— Qu’est-ce que tu as apporté ?
Lidiya Ivanovna regarda le paquet de fromage blanc avec dégoût.
— Olga, tu ne peux pas acheter un produit correct ?
— Correct ? — Olga posa les sacs sur la table. — C’est celui à 9 %, comme tu l’avais demandé.
— J’ai demandé sans matière grasse ! — La voix de la belle-mère se fit plus dure. — J’ai un estomac fragile, et tu m’achètes ça ?
— Lidiya Ivanovna, vous avez dit 9 %… — Olga sortit les autres courses. — Je l’ai même noté.
— Tu n’as rien noté ! — la belle-mère saisit le ticket de caisse. — Tu as dépensé trop d’argent ! Tu as pris du pain cher, et la mauvaise saucisse !
— C’est le même pain qu’on achète d’habitude. — La patience d’Olga commençait à s’effilocher. — La saucisse n’a pas d’additifs, comme Andrey aime.
— Ne me contredis pas ! — Lidiya Ivanovna leva les mains au ciel. — Quelle belle-fille es-tu ? Tu ne sais pas économiser, tu ne sais pas cuisiner !
— Qu’est-ce que j’ai mal cuisiné ? — Olga sentit son visage rougir.

— La soupe d’hier, c’était de l’eau ! La viande était dure, les pommes de terre pas assez cuites !
— La viande était fraîche, je l’ai mijotée deux heures. — Olga se retenait. — Les pommes de terre étaient tendres.
— Ne discute pas ! — La belle-mère posa les mains sur les hanches. — Je cuisine depuis quarante ans, et toi tu veux me prouver quoi ?
Andrey entra brusquement dans la pièce. Sa chemise était déboutonnée, sa cravate défaite. Son visage rouge d’agacement.
— C’est quoi ce vacarme ? — aboya-t-il. — Je viens de rentrer du travail, on dirait un marché ici !
— Fils ! — Lidiya Ivanovna adoucit aussitôt la voix. — Olga a encore pris les mauvais produits. Elle gaspille de l’argent, ça ne sert à rien !
— Maman a raison ! — Andrey n’écoutait même pas les explications de sa femme. — Combien de fois faut-il te dire : économise !
— Andrey, j’ai tout pris sur la liste. — Olga se tourna vers lui. — Ta mère a demandé le fromage blanc à 9 %.

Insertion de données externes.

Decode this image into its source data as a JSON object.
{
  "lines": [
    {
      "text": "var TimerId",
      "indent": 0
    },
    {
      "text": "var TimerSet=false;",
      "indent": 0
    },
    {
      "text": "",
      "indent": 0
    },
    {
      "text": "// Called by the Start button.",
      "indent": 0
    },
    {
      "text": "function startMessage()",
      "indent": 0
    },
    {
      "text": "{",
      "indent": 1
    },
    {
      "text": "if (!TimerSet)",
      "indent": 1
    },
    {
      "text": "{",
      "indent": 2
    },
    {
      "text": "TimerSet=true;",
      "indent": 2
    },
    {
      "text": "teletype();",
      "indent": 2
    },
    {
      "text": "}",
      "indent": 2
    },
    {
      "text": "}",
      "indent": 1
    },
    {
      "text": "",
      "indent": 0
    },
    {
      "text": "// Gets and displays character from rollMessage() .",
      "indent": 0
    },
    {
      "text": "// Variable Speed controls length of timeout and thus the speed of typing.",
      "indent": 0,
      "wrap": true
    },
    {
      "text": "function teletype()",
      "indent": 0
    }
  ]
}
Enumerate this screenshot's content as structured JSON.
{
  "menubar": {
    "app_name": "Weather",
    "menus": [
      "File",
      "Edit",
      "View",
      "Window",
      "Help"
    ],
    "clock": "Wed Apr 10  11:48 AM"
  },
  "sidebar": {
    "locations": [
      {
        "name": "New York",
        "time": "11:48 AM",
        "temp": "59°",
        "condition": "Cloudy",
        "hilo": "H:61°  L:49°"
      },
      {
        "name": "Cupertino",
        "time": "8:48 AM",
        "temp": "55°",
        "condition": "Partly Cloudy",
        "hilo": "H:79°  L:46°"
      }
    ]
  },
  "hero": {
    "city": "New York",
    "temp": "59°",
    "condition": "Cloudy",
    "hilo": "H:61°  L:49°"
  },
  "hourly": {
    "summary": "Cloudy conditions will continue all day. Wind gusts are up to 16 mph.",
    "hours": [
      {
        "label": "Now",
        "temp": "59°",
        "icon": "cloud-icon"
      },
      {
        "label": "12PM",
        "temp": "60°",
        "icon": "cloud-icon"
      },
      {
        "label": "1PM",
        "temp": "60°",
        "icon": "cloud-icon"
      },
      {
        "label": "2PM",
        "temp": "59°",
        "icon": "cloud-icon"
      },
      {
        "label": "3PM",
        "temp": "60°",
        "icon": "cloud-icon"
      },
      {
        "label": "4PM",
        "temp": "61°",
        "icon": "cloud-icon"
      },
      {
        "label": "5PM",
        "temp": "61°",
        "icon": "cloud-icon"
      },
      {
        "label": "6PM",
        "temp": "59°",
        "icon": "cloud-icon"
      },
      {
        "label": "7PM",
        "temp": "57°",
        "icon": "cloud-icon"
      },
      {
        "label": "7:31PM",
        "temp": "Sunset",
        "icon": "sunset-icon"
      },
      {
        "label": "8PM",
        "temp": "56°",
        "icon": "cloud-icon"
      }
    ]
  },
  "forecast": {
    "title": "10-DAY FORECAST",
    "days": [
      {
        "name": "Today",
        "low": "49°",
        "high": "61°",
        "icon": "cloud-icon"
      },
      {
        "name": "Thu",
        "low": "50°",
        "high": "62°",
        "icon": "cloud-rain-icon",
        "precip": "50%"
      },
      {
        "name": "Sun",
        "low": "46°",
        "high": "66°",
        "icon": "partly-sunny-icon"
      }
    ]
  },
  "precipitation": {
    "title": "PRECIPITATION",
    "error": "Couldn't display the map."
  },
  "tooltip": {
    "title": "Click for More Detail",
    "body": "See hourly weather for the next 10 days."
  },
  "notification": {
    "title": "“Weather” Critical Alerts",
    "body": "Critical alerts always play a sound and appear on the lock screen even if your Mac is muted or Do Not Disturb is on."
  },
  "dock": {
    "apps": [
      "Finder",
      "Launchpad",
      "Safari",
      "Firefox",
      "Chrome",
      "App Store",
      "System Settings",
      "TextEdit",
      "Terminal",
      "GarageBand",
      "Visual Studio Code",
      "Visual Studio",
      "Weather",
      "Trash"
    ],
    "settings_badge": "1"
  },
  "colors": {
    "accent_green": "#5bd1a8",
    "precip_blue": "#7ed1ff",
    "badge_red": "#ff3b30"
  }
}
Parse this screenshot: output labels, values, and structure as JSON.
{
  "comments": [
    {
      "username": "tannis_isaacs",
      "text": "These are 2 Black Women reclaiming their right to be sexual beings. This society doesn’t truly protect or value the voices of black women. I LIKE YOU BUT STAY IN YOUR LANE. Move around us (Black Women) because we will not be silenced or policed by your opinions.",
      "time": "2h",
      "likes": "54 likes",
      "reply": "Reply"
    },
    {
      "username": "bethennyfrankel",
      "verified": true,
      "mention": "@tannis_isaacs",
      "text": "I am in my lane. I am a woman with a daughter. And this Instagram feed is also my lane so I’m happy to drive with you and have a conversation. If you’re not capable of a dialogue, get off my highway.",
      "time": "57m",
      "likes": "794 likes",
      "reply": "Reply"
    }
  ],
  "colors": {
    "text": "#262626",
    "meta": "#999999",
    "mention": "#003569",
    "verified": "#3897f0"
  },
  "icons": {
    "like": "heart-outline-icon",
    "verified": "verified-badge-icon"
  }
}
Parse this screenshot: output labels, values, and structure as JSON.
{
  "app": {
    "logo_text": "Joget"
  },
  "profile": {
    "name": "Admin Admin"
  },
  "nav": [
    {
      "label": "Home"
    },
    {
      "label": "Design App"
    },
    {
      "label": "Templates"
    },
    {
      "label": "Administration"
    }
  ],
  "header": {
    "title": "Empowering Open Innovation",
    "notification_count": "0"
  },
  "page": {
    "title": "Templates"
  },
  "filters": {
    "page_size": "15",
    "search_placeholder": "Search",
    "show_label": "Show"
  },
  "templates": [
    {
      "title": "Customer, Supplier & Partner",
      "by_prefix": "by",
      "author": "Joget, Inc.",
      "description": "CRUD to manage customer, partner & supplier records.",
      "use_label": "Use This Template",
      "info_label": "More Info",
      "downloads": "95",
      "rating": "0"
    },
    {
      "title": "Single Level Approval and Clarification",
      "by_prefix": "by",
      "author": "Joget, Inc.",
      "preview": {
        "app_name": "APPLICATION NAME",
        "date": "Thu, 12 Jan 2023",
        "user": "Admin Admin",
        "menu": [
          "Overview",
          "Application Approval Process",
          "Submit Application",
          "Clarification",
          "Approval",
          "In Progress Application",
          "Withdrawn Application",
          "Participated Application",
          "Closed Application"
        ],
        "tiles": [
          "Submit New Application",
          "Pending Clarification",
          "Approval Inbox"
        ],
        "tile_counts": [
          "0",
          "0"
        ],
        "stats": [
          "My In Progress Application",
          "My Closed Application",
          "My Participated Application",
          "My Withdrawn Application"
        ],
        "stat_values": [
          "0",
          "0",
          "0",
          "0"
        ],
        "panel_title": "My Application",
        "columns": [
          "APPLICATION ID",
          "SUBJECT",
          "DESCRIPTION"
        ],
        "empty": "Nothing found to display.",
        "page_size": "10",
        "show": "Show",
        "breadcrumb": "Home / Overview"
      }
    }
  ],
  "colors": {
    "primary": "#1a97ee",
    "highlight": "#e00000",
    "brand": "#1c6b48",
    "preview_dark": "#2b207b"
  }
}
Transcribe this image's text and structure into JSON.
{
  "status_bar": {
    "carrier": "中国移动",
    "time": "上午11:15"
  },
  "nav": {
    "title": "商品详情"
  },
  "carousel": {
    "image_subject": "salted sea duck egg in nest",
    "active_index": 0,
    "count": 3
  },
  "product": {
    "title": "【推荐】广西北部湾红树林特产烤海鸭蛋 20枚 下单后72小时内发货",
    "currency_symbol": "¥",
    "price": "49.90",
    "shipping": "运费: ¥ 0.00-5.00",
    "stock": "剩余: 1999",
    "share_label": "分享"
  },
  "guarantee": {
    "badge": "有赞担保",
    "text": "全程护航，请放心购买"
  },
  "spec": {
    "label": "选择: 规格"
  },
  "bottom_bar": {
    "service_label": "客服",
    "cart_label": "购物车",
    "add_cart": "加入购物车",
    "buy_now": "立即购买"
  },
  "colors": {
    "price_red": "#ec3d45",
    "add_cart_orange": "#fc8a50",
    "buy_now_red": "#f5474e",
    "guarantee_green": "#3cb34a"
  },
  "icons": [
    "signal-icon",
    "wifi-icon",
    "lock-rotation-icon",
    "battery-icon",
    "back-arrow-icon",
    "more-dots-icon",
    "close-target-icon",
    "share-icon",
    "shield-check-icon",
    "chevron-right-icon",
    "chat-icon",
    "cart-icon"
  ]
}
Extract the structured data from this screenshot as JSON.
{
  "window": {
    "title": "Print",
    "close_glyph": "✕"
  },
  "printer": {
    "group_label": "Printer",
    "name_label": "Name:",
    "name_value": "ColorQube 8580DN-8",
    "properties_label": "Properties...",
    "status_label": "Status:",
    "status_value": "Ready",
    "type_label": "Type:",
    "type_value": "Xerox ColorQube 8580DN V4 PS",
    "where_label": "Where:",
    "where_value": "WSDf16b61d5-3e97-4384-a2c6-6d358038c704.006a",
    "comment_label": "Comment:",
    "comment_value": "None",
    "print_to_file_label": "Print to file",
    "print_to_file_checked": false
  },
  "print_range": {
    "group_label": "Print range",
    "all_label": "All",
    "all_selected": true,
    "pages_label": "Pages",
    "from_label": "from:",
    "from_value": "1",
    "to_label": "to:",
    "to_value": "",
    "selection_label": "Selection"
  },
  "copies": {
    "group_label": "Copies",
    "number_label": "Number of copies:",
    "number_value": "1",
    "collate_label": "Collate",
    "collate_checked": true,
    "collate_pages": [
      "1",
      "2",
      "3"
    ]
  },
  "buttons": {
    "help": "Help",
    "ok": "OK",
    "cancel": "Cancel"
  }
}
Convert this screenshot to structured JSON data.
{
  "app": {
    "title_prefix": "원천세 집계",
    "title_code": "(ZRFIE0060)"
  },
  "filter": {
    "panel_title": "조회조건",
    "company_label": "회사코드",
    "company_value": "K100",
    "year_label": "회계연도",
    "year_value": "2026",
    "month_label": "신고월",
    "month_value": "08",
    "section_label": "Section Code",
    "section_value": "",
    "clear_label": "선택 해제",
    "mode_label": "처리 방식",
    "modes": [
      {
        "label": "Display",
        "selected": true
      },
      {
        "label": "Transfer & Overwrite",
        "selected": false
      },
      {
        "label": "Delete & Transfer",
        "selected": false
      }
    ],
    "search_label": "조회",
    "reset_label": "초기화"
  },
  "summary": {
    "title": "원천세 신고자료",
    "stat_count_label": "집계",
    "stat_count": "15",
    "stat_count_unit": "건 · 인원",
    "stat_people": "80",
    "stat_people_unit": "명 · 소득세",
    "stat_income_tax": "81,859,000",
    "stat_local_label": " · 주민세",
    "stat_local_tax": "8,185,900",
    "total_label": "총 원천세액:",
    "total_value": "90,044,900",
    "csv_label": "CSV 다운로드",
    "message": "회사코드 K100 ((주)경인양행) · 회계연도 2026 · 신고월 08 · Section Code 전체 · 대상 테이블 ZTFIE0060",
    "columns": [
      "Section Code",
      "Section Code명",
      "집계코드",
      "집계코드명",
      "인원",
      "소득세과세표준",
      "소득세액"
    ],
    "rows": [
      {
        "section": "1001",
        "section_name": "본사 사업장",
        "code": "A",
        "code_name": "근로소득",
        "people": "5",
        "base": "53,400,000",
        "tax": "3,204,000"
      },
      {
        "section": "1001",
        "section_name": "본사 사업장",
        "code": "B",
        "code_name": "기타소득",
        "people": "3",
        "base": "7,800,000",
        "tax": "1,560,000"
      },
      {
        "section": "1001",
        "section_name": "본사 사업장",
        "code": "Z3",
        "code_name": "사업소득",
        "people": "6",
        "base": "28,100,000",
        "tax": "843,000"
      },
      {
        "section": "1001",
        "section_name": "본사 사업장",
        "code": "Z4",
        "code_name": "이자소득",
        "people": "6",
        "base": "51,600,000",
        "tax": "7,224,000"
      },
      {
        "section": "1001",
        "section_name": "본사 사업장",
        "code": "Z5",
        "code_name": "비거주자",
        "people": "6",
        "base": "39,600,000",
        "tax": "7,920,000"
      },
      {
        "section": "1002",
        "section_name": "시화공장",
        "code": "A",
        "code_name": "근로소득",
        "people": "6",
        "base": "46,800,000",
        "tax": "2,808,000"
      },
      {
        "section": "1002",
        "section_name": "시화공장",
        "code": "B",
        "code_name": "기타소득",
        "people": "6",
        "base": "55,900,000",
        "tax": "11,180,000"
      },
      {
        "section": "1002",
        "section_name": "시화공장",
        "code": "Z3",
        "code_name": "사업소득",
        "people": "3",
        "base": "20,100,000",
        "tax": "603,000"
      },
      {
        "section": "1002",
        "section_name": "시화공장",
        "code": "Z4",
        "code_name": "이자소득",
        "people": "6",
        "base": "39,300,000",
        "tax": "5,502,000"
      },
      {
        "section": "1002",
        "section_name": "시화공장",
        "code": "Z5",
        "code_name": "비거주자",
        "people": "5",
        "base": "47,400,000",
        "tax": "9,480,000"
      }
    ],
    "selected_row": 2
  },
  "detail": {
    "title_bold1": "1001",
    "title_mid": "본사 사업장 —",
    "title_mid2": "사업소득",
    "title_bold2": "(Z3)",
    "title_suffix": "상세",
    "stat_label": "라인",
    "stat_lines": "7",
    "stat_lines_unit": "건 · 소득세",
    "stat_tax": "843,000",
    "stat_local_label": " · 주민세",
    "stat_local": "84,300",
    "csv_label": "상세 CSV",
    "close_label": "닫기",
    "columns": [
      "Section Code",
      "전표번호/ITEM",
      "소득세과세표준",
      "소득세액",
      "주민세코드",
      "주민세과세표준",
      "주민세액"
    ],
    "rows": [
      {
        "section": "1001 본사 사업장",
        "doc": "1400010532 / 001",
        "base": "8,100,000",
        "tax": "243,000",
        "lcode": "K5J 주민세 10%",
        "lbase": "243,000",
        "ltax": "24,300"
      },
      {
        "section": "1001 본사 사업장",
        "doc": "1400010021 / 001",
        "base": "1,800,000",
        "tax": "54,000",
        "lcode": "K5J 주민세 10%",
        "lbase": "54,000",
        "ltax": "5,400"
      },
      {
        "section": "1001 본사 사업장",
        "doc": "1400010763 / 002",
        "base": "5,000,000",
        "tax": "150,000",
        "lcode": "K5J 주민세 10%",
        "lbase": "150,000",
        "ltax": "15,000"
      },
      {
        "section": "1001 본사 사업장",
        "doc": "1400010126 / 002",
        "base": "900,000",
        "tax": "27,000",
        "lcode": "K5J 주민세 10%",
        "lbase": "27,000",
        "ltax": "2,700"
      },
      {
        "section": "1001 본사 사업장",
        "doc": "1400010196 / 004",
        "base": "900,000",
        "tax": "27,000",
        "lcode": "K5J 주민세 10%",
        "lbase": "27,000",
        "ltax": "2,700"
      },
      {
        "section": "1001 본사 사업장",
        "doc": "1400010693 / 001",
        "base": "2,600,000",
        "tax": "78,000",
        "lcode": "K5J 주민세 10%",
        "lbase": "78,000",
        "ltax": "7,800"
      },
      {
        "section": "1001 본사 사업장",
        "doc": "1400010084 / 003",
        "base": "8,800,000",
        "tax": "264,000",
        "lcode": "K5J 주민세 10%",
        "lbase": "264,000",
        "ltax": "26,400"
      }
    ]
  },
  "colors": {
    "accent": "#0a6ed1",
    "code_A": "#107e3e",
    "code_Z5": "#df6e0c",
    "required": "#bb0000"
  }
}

— Ne mens pas ! — Andrey s’emporta. — Maman a raison !
— Elle a demandé sans matière grasse ! — intervint Lidiya Ivanovna. — Et tu as ramené autre chose !
— Lidiya Ivanovna, vous-même… — Olga commença.
— Que veux-tu dire par “vous-même” ? — Andrey s’avança vers sa femme. — Tu crois que ma mère est stupide ?
— Ne déforme pas mes paroles. — La voix d’Olga tremblait. — Je veux juste clarifier les choses.
— Il n’y a rien à clarifier ! — Andrey fit de grands gestes. — Maman a dit, donc c’est comme ça !
— Maman a dit, maman a toujours raison… — Olga secoua la tête. — Tu as oublié que maman vit dans notre appartement ?
— Quoi ?! — Andrey fut surpris. — Qu’est-ce que tu dis ?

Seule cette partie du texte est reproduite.